The term ta'ntu is typically glossed as "thread" ["Faden"] or "warp"
["Aufzug"]  [see in particular, Grassmann, Geldner, Renou]. I have always
been struck by the ambiguity of such glosses.  But having reviewed its use
in the RV in light of this recent discussion [and a brief scan of
Elizabeth Barber's book *Women's Work: The First 20,000 Years*, 1994, W. W.
Norton; she is both an Indo- Europeanist and a specialist in textile
history], I think I see better now what is meant by the term ta'ntu.  A
striking feature of the RV passages in which the term occurs is the *very*
frequent association of ta'ntu with forms of its cognate verb tan-.  What
such collocations show, it seems to me, is that ta'ntu as string or thread
refers to thread *stretched taut* [tata'], precisely like the threads of a
warp.  Besides the association with Rta' and yajJa' already mentioned,
ta'ntu is also twice associated with the Vedic poet, kavi'
[kave'H...ta'ntu... at 10.5.3, cf. also 159.4]. So the metaphorical concept
"thread or warp of speech" seen at RV 6.9 and 10.71 is well attested
elsewhere in the RV.

Of course the taut threads of a warp [ta'ntu tata'] imply a framework or
loom, without which there is no warp [as Barber, with her first-hand
knowledge of the art, attests].  But the Vedic word for "loom" -- ve'man?
or is this "yarn'? -- isn't even attested in the RV.  Perhaps someone can
identify the [or a] Vedic term for "loom" for me....  Might the term ta'ntu
also suggest "loom", in particular as framework for weaving?

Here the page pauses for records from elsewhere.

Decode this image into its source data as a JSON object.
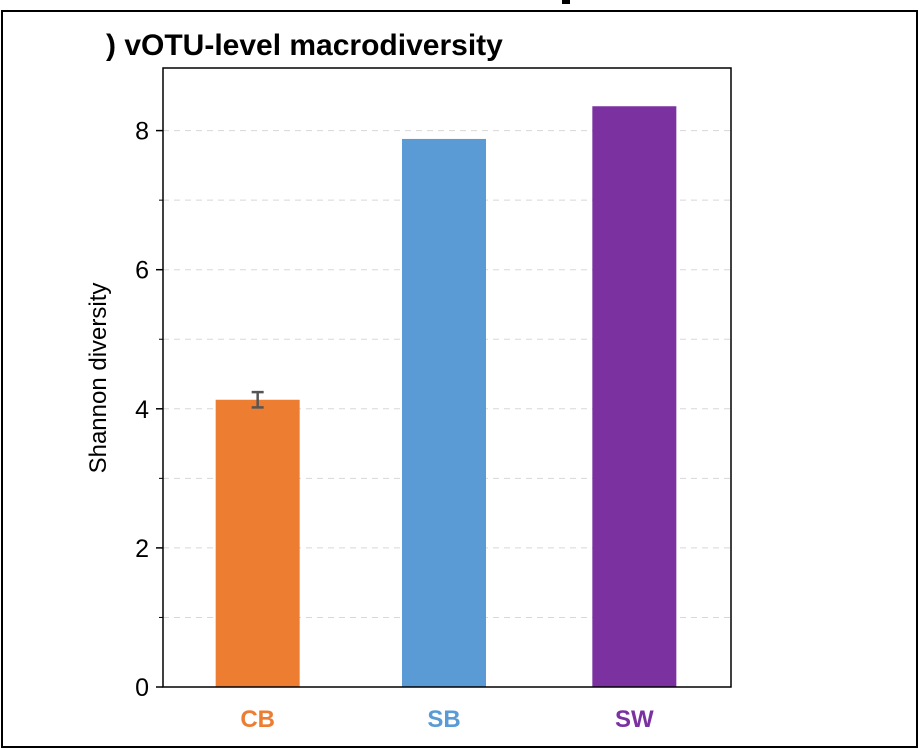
{
  "chart_data": {
    "type": "bar",
    "title": ") vOTU-level macrodiversity",
    "xlabel": "",
    "ylabel": "Shannon diversity",
    "ylim": [
      0,
      8.9
    ],
    "yticks": [
      "0",
      "2",
      "4",
      "6",
      "8"
    ],
    "grid": true,
    "categories": [
      "CB",
      "SB",
      "SW"
    ],
    "values": [
      4.13,
      7.88,
      8.35
    ],
    "error": [
      0.11,
      0,
      0
    ],
    "colors": [
      "#ed7d31",
      "#5b9bd5",
      "#7b31a0"
    ]
  }
}
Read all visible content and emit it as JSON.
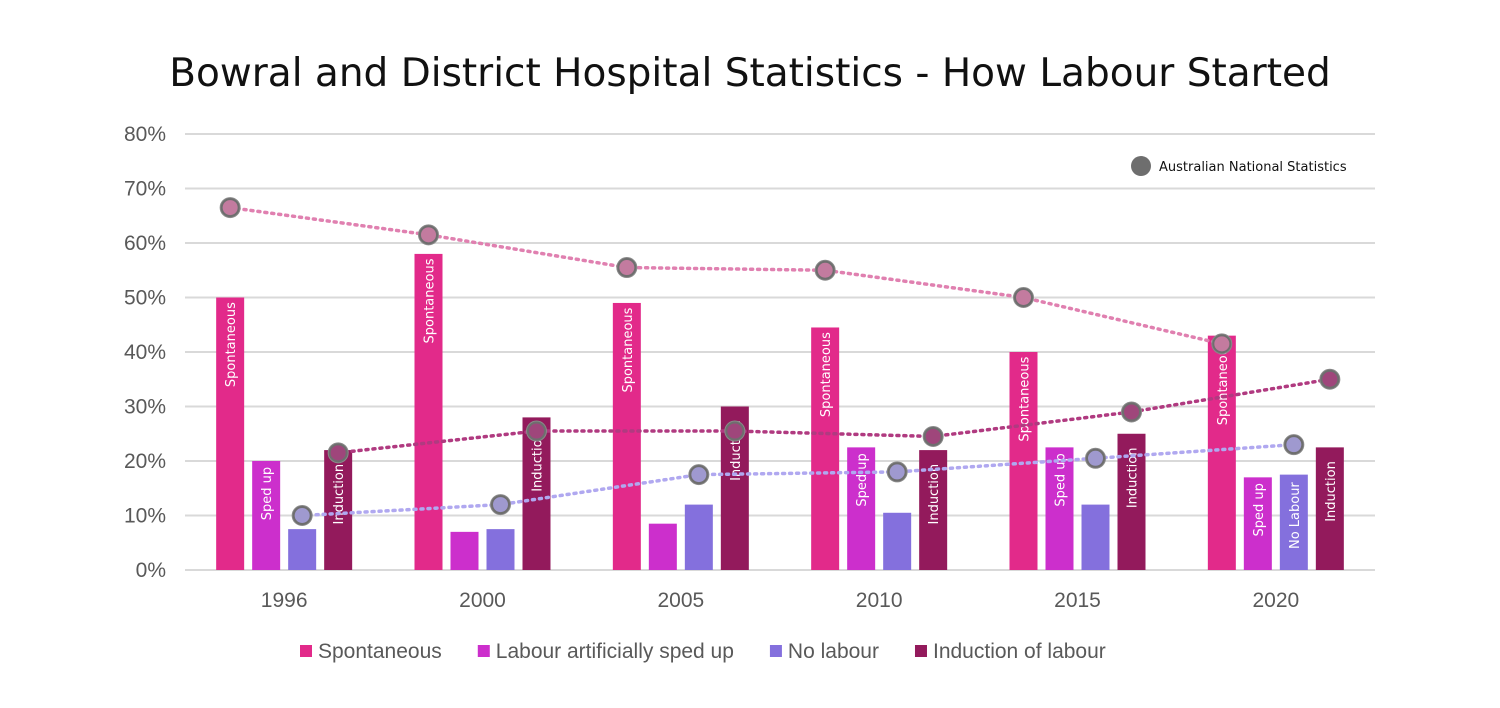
{
  "chart_data": {
    "type": "bar",
    "title": "Bowral and District  Hospital Statistics   - How Labour Started",
    "xlabel": "",
    "ylabel": "",
    "ylim": [
      0,
      80
    ],
    "ytick_labels": [
      "0%",
      "10%",
      "20%",
      "30%",
      "40%",
      "50%",
      "60%",
      "70%",
      "80%"
    ],
    "categories": [
      "1996",
      "2000",
      "2005",
      "2010",
      "2015",
      "2020"
    ],
    "series": [
      {
        "name": "Spontaneous",
        "color": "#e22a8a",
        "values": [
          50,
          58,
          49,
          44.5,
          40,
          43
        ],
        "bar_labels": [
          "Spontaneous",
          "Spontaneous",
          "Spontaneous",
          "Spontaneous",
          "Spontaneous",
          "Spontaneous"
        ]
      },
      {
        "name": "Labour artificially sped up",
        "color": "#cc2fcc",
        "values": [
          20,
          7,
          8.5,
          22.5,
          22.5,
          17
        ],
        "bar_labels": [
          "Sped up",
          "",
          "",
          "Sped up",
          "Sped up",
          "Sped up"
        ]
      },
      {
        "name": "No labour",
        "color": "#8470dd",
        "values": [
          7.5,
          7.5,
          12,
          10.5,
          12,
          17.5
        ],
        "bar_labels": [
          "",
          "",
          "",
          "",
          "",
          "No Labour"
        ]
      },
      {
        "name": "Induction of labour",
        "color": "#931a5c",
        "values": [
          22,
          28,
          30,
          22,
          25,
          22.5
        ],
        "bar_labels": [
          "Induction",
          "Induction",
          "Induction",
          "Induction",
          "Induction",
          "Induction"
        ]
      }
    ],
    "national_statistics": {
      "name": "Australian National Statistics",
      "marker_color": "#6e6e6e",
      "lines": [
        {
          "series": "Spontaneous",
          "color": "#e080b0",
          "values": [
            66.5,
            61.5,
            55.5,
            55,
            50,
            41.5
          ]
        },
        {
          "series": "Induction of labour",
          "color": "#b03a80",
          "values": [
            21.5,
            25.5,
            25.5,
            24.5,
            29,
            35
          ]
        },
        {
          "series": "No labour",
          "color": "#b0a8f0",
          "values": [
            10,
            12,
            17.5,
            18,
            20.5,
            23
          ]
        }
      ]
    },
    "legend_position": "bottom",
    "grid": true
  }
}
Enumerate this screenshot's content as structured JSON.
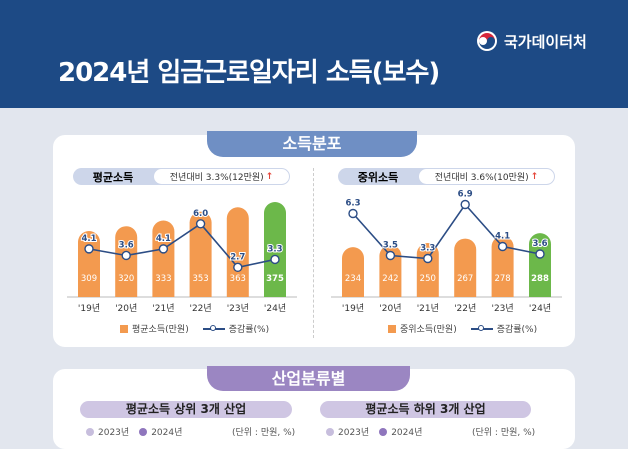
{
  "header": {
    "title": "2024년 임금근로일자리 소득(보수)",
    "logo_text": "국가데이터처"
  },
  "section1": {
    "tab": "소득분포"
  },
  "colors": {
    "header": "#1d4a85",
    "bar": "#f39a4f",
    "bar_highlight": "#6cb84a",
    "line": "#2c4d85",
    "tab1": "#6f8fc4",
    "tab2": "#9b86c2"
  },
  "chart_data": [
    {
      "type": "bar",
      "title": "평균소득",
      "subtitle": "전년대비 3.3%(12만원)",
      "categories": [
        "'19년",
        "'20년",
        "'21년",
        "'22년",
        "'23년",
        "'24년"
      ],
      "series": [
        {
          "name": "평균소득(만원)",
          "type": "bar",
          "values": [
            309,
            320,
            333,
            353,
            363,
            375
          ]
        },
        {
          "name": "증감률(%)",
          "type": "line",
          "values": [
            4.1,
            3.6,
            4.1,
            6.0,
            2.7,
            3.3
          ]
        }
      ]
    },
    {
      "type": "bar",
      "title": "중위소득",
      "subtitle": "전년대비 3.6%(10만원)",
      "categories": [
        "'19년",
        "'20년",
        "'21년",
        "'22년",
        "'23년",
        "'24년"
      ],
      "series": [
        {
          "name": "중위소득(만원)",
          "type": "bar",
          "values": [
            234,
            242,
            250,
            267,
            278,
            288
          ]
        },
        {
          "name": "증감률(%)",
          "type": "line",
          "values": [
            6.3,
            3.5,
            3.3,
            6.9,
            4.1,
            3.6
          ]
        }
      ]
    }
  ],
  "section2": {
    "tab": "산업분류별",
    "left": {
      "title": "평균소득 상위 3개 산업",
      "legend": [
        "2023년",
        "2024년"
      ],
      "unit": "(단위 : 만원, %)"
    },
    "right": {
      "title": "평균소득 하위 3개 산업",
      "legend": [
        "2023년",
        "2024년"
      ],
      "unit": "(단위 : 만원, %)"
    }
  }
}
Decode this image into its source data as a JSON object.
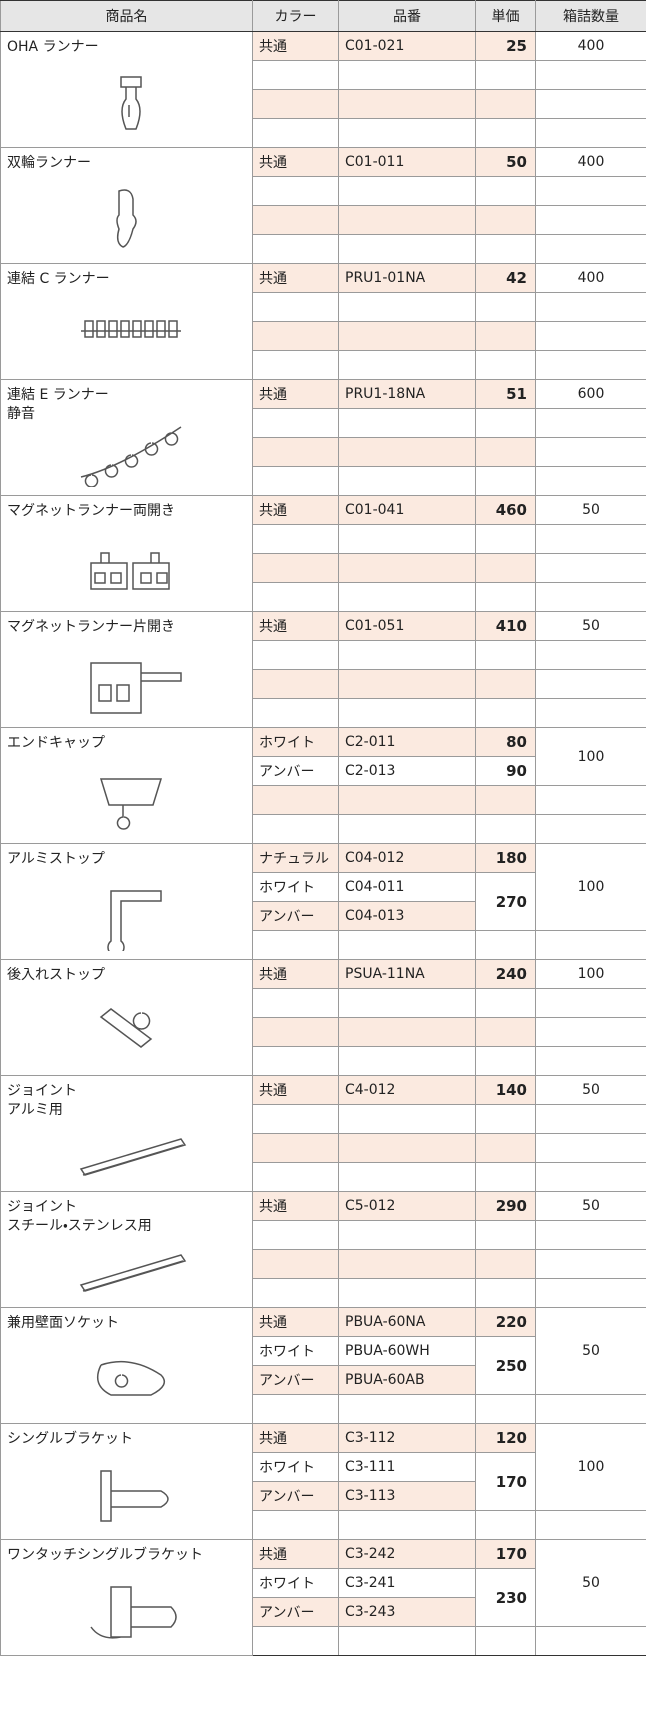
{
  "header": [
    "商品名",
    "カラー",
    "品番",
    "単価",
    "箱詰数量"
  ],
  "products": [
    {
      "name": [
        "OHA ランナー"
      ],
      "groups": [
        {
          "price": 25,
          "items": [
            {
              "color": "共通",
              "code": "C01-021"
            }
          ]
        }
      ],
      "box": 400
    },
    {
      "name": [
        "双輪ランナー"
      ],
      "groups": [
        {
          "price": 50,
          "items": [
            {
              "color": "共通",
              "code": "C01-011"
            }
          ]
        }
      ],
      "box": 400
    },
    {
      "name": [
        "連結 C ランナー"
      ],
      "groups": [
        {
          "price": 42,
          "items": [
            {
              "color": "共通",
              "code": "PRU1-01NA"
            }
          ]
        }
      ],
      "box": 400
    },
    {
      "name": [
        "連結 E ランナー",
        "静音"
      ],
      "groups": [
        {
          "price": 51,
          "items": [
            {
              "color": "共通",
              "code": "PRU1-18NA"
            }
          ]
        }
      ],
      "box": 600
    },
    {
      "name": [
        "マグネットランナー両開き"
      ],
      "groups": [
        {
          "price": 460,
          "items": [
            {
              "color": "共通",
              "code": "C01-041"
            }
          ]
        }
      ],
      "box": 50
    },
    {
      "name": [
        "マグネットランナー片開き"
      ],
      "groups": [
        {
          "price": 410,
          "items": [
            {
              "color": "共通",
              "code": "C01-051"
            }
          ]
        }
      ],
      "box": 50
    },
    {
      "name": [
        "エンドキャップ"
      ],
      "groups": [
        {
          "price": 80,
          "items": [
            {
              "color": "ホワイト",
              "code": "C2-011"
            }
          ]
        },
        {
          "price": 90,
          "items": [
            {
              "color": "アンバー",
              "code": "C2-013"
            }
          ]
        }
      ],
      "box": 100
    },
    {
      "name": [
        "アルミストップ"
      ],
      "groups": [
        {
          "price": 180,
          "items": [
            {
              "color": "ナチュラル",
              "code": "C04-012"
            }
          ]
        },
        {
          "price": 270,
          "items": [
            {
              "color": "ホワイト",
              "code": "C04-011"
            },
            {
              "color": "アンバー",
              "code": "C04-013"
            }
          ]
        }
      ],
      "box": 100
    },
    {
      "name": [
        "後入れストップ"
      ],
      "groups": [
        {
          "price": 240,
          "items": [
            {
              "color": "共通",
              "code": "PSUA-11NA"
            }
          ]
        }
      ],
      "box": 100
    },
    {
      "name": [
        "ジョイント",
        "アルミ用"
      ],
      "groups": [
        {
          "price": 140,
          "items": [
            {
              "color": "共通",
              "code": "C4-012"
            }
          ]
        }
      ],
      "box": 50
    },
    {
      "name": [
        "ジョイント",
        "スチール・ステンレス用"
      ],
      "groups": [
        {
          "price": 290,
          "items": [
            {
              "color": "共通",
              "code": "C5-012"
            }
          ]
        }
      ],
      "box": 50
    },
    {
      "name": [
        "兼用壁面ソケット"
      ],
      "groups": [
        {
          "price": 220,
          "items": [
            {
              "color": "共通",
              "code": "PBUA-60NA"
            }
          ]
        },
        {
          "price": 250,
          "items": [
            {
              "color": "ホワイト",
              "code": "PBUA-60WH"
            },
            {
              "color": "アンバー",
              "code": "PBUA-60AB"
            }
          ]
        }
      ],
      "box": 50
    },
    {
      "name": [
        "シングルブラケット"
      ],
      "groups": [
        {
          "price": 120,
          "items": [
            {
              "color": "共通",
              "code": "C3-112"
            }
          ]
        },
        {
          "price": 170,
          "items": [
            {
              "color": "ホワイト",
              "code": "C3-111"
            },
            {
              "color": "アンバー",
              "code": "C3-113"
            }
          ]
        }
      ],
      "box": 100
    },
    {
      "name": [
        "ワンタッチシングルブラケット"
      ],
      "groups": [
        {
          "price": 170,
          "items": [
            {
              "color": "共通",
              "code": "C3-242"
            }
          ]
        },
        {
          "price": 230,
          "items": [
            {
              "color": "ホワイト",
              "code": "C3-241"
            },
            {
              "color": "アンバー",
              "code": "C3-243"
            }
          ]
        }
      ],
      "box": 50
    }
  ]
}
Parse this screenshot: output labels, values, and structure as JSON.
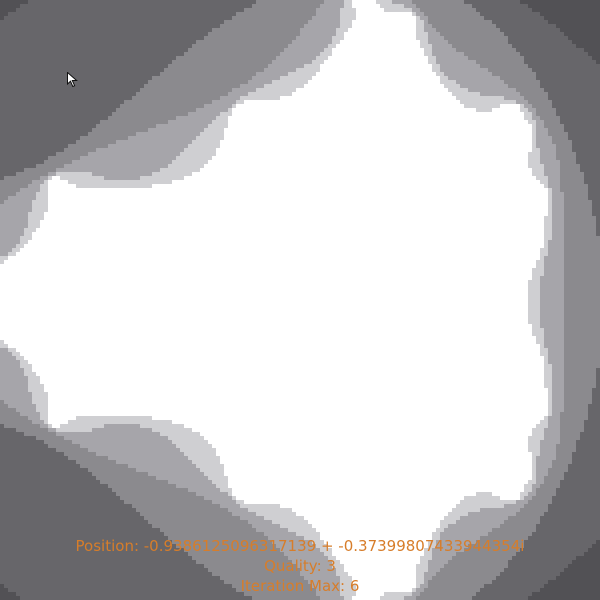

My over-arching concern is this: there is a well-known motif, in the
proto-philosophy of Vedic, of asserting a "network" [ta'ntu"] of
correspondances [bandhus] between the Vedic macrocosm and the microcosm.
It seems to me that the vocabulary of weaving has played a significant role
in this philosophy.  Does anyone have further insight into this central
Vedic motif?

By the way, the IE vocabulary for weaving [cf. IE cognates of ve-] is
discussed at length in Ruediger Schmitt's thorough *Dichtung und
Dichtersprache in Indogermanischer Zeit*, as well as the anthology edited
by him, *Indogermanische Dichtersprache*. There is thus a strong
presumption, it seems to me, that the Vedic metaphor is an IE inheritance.